A comparison was made together with Coulson of Molecular orbital (MO) and valence bond (VB) methods in their simplest as well as more advanced forms with application to the hydrogen molecule. It was shown that the two methods are different approximations of the same more general method of configuration interaction type.

In search for a parameter for classification of different semiempirical versions of the MO method, the matrix elements were expanded with respect to the overlap integral S between nearest neighbours. The principal result was that the Hückel method is correct to the first order of S, and the Pariser-Parr-Pople (PPP) method to the second order of S. With coworkers this result was used for developing a modified parameter scheme of the PPP type, first applied to organic molecules and later extended to transition metal complexes with applications, e.g. to porphyrins.

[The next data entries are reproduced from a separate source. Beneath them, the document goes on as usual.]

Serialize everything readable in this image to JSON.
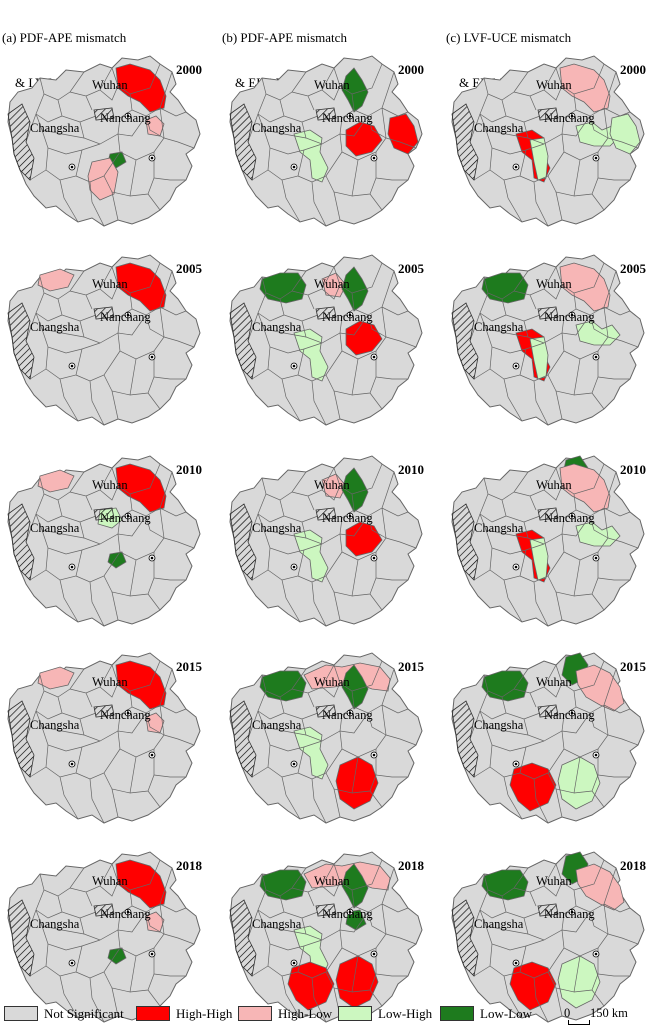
{
  "columns": [
    {
      "title_line1": "(a) PDF-APE mismatch",
      "title_line2": "& LVF-UCE mismatch"
    },
    {
      "title_line1": "(b) PDF-APE mismatch",
      "title_line2": "& ELF-ESE mismatch"
    },
    {
      "title_line1": "(c) LVF-UCE mismatch",
      "title_line2": "& ELF-ESE mismatch"
    }
  ],
  "years": [
    "2000",
    "2005",
    "2010",
    "2015",
    "2018"
  ],
  "cities": {
    "wuhan": "Wuhan",
    "changsha": "Changsha",
    "nanchang": "Nanchang"
  },
  "colors": {
    "not_significant": "#d9d9d9",
    "high_high": "#ff0000",
    "high_low": "#f7b6b6",
    "low_high": "#ccf7c0",
    "low_low": "#1e7b1e",
    "boundary": "#666666"
  },
  "legend": [
    {
      "key": "not_significant",
      "label": "Not Significant"
    },
    {
      "key": "high_high",
      "label": "High-High"
    },
    {
      "key": "high_low",
      "label": "High-Low"
    },
    {
      "key": "low_high",
      "label": "Low-High"
    },
    {
      "key": "low_low",
      "label": "Low-Low"
    }
  ],
  "scale_bar": {
    "zero": "0",
    "label": "150 km"
  },
  "clusters": [
    [
      [
        {
          "region": "wuhan-east",
          "class": "high_high"
        },
        {
          "region": "nanchang-north",
          "class": "high_low"
        },
        {
          "region": "central-south-small",
          "class": "low_low"
        },
        {
          "region": "south-central",
          "class": "high_low"
        }
      ],
      [
        {
          "region": "northwest",
          "class": "high_low"
        },
        {
          "region": "wuhan-east",
          "class": "high_high"
        }
      ],
      [
        {
          "region": "northwest",
          "class": "high_low"
        },
        {
          "region": "wuhan-east",
          "class": "high_high"
        },
        {
          "region": "central",
          "class": "low_high"
        },
        {
          "region": "central-south-small",
          "class": "low_low"
        }
      ],
      [
        {
          "region": "northwest",
          "class": "high_low"
        },
        {
          "region": "wuhan-east",
          "class": "high_high"
        },
        {
          "region": "nanchang-north",
          "class": "high_low"
        }
      ],
      [
        {
          "region": "wuhan-east",
          "class": "high_high"
        },
        {
          "region": "nanchang-north",
          "class": "high_low"
        },
        {
          "region": "central-south-small",
          "class": "low_low"
        }
      ]
    ],
    [
      [
        {
          "region": "wuhan-center",
          "class": "low_low"
        },
        {
          "region": "changsha-east",
          "class": "low_high"
        },
        {
          "region": "nanchang-west",
          "class": "high_high"
        },
        {
          "region": "east-far",
          "class": "high_high"
        }
      ],
      [
        {
          "region": "west-large",
          "class": "low_low"
        },
        {
          "region": "wuhan-west",
          "class": "high_low"
        },
        {
          "region": "wuhan-center",
          "class": "low_low"
        },
        {
          "region": "changsha-east",
          "class": "low_high"
        },
        {
          "region": "nanchang-west",
          "class": "high_high"
        }
      ],
      [
        {
          "region": "wuhan-west",
          "class": "high_low"
        },
        {
          "region": "wuhan-center",
          "class": "low_low"
        },
        {
          "region": "changsha-east",
          "class": "low_high"
        },
        {
          "region": "nanchang-west",
          "class": "high_high"
        }
      ],
      [
        {
          "region": "west-large",
          "class": "low_low"
        },
        {
          "region": "north-band",
          "class": "high_low"
        },
        {
          "region": "wuhan-center",
          "class": "low_low"
        },
        {
          "region": "changsha-east",
          "class": "low_high"
        },
        {
          "region": "south-east",
          "class": "high_high"
        }
      ],
      [
        {
          "region": "west-large",
          "class": "low_low"
        },
        {
          "region": "north-band",
          "class": "high_low"
        },
        {
          "region": "wuhan-center",
          "class": "low_low"
        },
        {
          "region": "wuhan-south",
          "class": "low_low"
        },
        {
          "region": "changsha-east",
          "class": "low_high"
        },
        {
          "region": "south-west",
          "class": "high_high"
        },
        {
          "region": "south-east",
          "class": "high_high"
        }
      ]
    ],
    [
      [
        {
          "region": "wuhan-east",
          "class": "high_low"
        },
        {
          "region": "changsha-east",
          "class": "high_high"
        },
        {
          "region": "changsha-south",
          "class": "low_high"
        },
        {
          "region": "nanchang-band",
          "class": "low_high"
        },
        {
          "region": "east-far",
          "class": "low_high"
        }
      ],
      [
        {
          "region": "west-large",
          "class": "low_low"
        },
        {
          "region": "wuhan-east",
          "class": "high_low"
        },
        {
          "region": "changsha-east",
          "class": "high_high"
        },
        {
          "region": "changsha-south",
          "class": "low_high"
        },
        {
          "region": "nanchang-band",
          "class": "low_high"
        }
      ],
      [
        {
          "region": "wuhan-top",
          "class": "low_low"
        },
        {
          "region": "wuhan-east",
          "class": "high_low"
        },
        {
          "region": "changsha-east",
          "class": "high_high"
        },
        {
          "region": "changsha-south",
          "class": "low_high"
        },
        {
          "region": "nanchang-band",
          "class": "low_high"
        }
      ],
      [
        {
          "region": "west-large",
          "class": "low_low"
        },
        {
          "region": "wuhan-top",
          "class": "low_low"
        },
        {
          "region": "north-east-band",
          "class": "high_low"
        },
        {
          "region": "south-west",
          "class": "high_high"
        },
        {
          "region": "south-east",
          "class": "low_high"
        }
      ],
      [
        {
          "region": "west-large",
          "class": "low_low"
        },
        {
          "region": "wuhan-top",
          "class": "low_low"
        },
        {
          "region": "north-east-band",
          "class": "high_low"
        },
        {
          "region": "south-west",
          "class": "high_high"
        },
        {
          "region": "south-east",
          "class": "low_high"
        }
      ]
    ]
  ]
}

Employing ab initio methods of medium accuracy, model complexes of metals in biology (Mg, Fe, Cu, Zn, etc.) are investigated. Studies with coworkers have been made of the binding of the metal ion to heteroatoms of unsaturated organic molecules, including both hard and soft ligands, electron affinities of the complexes, charge distributions, oxidation state of the metal, lowlying excited states of the complex, the transfer of electron density between metals and ligands as models of biological oxidation-reduction processes, etc.

In the theory of condensed matter, contributions have been made to comparisons between discrete and continuum models of media with polar micro-structure, such as molecular crystals and composite materials, for the description of elastic properties, e.g. dispersion of sound waves.